The Financial Times – Gold’s stellar status brought to earth

When it comes to investment safety, gold has near-mythical status. Sadly, it has repeatedly turned out to be a myth that gold holds its value during periods of panic… Gold is meant to be a haven, and in periods of mild fear it does rather well. This is not mild fear. The euro tumbled below $1.30 for the first time since January, as Italian bond yields rose further and traders realised last week’s treaty was far from a done deal. But just as in 2008, when times get really tough, investors prefer cash to gold – and dollar cash at that. Goldbugs like to treat gold as a currency, and its price as an exchange rate. On that basis, gold fell against the dollar, as investors decided the greenback is safer in times of crisis.

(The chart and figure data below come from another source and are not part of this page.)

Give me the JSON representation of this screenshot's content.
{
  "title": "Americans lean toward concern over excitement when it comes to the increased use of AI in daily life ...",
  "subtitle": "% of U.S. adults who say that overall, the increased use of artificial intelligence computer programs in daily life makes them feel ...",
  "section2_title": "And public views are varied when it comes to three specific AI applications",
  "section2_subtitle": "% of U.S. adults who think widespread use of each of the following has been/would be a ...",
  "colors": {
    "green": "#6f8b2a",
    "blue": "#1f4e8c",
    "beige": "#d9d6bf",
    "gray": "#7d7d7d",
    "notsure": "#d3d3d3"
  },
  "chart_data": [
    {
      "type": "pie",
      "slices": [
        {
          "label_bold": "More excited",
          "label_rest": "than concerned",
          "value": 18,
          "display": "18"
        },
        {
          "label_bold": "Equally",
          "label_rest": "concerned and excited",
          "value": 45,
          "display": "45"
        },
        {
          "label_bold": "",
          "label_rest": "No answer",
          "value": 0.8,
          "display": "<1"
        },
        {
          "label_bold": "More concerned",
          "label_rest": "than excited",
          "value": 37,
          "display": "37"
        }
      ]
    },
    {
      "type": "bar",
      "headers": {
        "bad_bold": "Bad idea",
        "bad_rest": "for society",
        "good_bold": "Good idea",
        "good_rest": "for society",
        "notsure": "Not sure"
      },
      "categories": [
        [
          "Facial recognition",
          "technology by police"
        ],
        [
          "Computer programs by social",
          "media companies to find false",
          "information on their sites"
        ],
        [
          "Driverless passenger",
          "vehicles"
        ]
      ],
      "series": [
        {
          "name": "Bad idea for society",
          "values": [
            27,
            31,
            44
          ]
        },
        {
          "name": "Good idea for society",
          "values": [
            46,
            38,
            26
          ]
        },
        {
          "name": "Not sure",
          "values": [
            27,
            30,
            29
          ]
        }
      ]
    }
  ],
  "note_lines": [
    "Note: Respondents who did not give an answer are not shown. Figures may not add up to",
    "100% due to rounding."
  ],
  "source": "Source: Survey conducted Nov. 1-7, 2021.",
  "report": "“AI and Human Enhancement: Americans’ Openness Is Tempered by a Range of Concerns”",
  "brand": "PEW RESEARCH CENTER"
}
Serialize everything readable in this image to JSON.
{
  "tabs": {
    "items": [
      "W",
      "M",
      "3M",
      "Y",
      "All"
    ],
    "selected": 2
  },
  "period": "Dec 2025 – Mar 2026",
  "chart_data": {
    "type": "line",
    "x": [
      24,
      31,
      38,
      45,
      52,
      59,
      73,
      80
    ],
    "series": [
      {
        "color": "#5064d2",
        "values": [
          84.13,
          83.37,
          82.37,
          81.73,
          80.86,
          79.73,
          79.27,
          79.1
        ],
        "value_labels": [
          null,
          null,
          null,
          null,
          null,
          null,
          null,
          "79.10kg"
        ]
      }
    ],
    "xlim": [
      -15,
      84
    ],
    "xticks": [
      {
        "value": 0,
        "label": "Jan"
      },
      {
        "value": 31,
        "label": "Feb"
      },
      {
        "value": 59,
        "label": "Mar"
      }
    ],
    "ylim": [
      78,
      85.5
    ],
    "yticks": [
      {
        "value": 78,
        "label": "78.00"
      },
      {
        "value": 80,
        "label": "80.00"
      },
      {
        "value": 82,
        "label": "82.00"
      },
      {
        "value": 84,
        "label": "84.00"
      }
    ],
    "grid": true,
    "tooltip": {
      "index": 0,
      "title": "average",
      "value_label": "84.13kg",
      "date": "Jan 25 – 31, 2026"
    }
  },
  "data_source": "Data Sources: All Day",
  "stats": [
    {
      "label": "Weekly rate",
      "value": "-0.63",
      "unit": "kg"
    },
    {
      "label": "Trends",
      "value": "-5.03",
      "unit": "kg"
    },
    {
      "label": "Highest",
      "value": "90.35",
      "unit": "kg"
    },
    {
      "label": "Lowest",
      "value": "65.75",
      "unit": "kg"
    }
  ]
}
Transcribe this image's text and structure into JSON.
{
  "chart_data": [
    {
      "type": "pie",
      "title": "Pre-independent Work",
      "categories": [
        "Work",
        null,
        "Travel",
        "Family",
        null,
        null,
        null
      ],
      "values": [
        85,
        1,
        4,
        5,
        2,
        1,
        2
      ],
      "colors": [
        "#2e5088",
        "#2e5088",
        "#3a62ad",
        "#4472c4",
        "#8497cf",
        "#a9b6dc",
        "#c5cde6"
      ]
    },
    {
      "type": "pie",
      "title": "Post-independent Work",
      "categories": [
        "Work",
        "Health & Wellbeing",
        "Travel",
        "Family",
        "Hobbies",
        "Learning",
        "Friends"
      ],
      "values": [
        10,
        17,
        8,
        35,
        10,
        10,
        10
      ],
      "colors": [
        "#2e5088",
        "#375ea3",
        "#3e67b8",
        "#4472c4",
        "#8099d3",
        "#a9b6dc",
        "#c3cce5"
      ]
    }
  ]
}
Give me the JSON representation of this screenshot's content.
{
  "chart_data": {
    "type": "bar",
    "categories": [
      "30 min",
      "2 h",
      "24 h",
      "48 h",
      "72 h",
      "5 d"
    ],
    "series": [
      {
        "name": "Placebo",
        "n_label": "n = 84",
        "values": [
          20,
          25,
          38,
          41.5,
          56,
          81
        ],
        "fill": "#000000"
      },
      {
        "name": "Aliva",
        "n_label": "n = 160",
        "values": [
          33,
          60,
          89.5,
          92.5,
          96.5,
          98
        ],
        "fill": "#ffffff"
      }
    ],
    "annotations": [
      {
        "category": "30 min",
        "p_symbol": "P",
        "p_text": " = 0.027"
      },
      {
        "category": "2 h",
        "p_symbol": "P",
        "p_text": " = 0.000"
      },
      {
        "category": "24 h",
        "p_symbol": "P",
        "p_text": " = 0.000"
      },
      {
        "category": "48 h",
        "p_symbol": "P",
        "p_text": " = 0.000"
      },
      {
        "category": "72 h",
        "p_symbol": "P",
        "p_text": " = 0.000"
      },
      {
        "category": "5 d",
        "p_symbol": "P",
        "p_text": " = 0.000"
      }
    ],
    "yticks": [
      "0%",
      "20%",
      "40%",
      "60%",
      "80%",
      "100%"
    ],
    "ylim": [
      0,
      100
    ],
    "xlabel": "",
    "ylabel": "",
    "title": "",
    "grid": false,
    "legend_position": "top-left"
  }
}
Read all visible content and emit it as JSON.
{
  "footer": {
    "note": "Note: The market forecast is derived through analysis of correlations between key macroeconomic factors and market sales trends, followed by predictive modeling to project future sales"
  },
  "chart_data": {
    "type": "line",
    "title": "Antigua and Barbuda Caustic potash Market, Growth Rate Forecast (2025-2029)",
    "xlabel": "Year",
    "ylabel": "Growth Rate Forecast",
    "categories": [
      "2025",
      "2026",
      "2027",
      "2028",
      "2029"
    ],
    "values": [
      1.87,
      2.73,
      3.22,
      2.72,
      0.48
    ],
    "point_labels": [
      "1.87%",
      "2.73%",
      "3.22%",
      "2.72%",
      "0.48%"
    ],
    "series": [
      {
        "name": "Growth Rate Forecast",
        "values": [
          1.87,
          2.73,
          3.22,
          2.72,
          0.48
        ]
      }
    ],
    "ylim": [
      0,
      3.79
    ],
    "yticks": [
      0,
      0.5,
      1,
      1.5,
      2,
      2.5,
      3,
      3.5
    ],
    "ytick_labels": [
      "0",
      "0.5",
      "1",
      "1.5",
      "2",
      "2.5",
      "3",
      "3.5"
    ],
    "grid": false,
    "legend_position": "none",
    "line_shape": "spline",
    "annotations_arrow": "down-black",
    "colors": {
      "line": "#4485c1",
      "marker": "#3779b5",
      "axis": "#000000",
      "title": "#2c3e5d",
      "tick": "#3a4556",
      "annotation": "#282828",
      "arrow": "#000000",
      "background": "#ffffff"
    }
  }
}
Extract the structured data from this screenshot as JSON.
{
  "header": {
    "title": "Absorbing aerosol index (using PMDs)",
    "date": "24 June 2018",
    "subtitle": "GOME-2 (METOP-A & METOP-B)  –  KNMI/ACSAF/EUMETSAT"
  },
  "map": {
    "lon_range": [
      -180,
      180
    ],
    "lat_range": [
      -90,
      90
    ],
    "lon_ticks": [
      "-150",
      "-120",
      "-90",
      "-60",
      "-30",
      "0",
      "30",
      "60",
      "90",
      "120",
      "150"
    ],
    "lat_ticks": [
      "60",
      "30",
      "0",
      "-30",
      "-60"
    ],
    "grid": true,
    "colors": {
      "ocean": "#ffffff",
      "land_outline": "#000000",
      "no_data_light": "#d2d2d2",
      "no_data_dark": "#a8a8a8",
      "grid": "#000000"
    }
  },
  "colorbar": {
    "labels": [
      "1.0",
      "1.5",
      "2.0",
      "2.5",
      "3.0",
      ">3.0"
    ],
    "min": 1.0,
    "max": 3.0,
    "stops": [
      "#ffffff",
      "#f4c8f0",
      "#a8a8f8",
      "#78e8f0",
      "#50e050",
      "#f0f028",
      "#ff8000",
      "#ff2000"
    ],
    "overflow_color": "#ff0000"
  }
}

Zero Hedge (Blog) – About Gold And The 200 DMA

Many are doing their damnedest Ph.D.-best to somehow fuse economic theory and technical charting, and state that a breach of the 200 DMA in gold is indicative of imminent price collapse. And then there are facts. Such as this nugget from Stone McCarthy which looks at previous episodes of the 200 DMA breach and concludes based on severity of trendline penetration compared to average, that “this is just one reason we see strong potential for a rebound as participants reduce short exposure.” So much for technicals. Full note from SMRA:

For the first time since January 2009, gold closed below its 200-day moving average on Wednesday. Today’s Chart of the Day puts Wednesday’s -2.8% violation of this long-term smoothing line into perspective, by comparing it to the average violation of both the general and upward sloping 200-day average since 1999.

The slope of a moving average is something that many analysts fail to address when trying to determine potential turning points on a chart. Although gold has been working lower for more than 3 months now, the current upward slope of the 200-day line reinforces the fact that gold’s long-term trend is still to the upside.

If we simply consider the general direction of the 200-day moving average since the start of the yellow metal’s secular bull move in late 1999, gold’s average distance below this line is -3.70%, with a maximum undercut of -19.2%. On the other hand, if we only consider gold’s performance when the slope of the 200-day line is higher, the average violation is -2.19%, with a maximum undercut of -10.8%.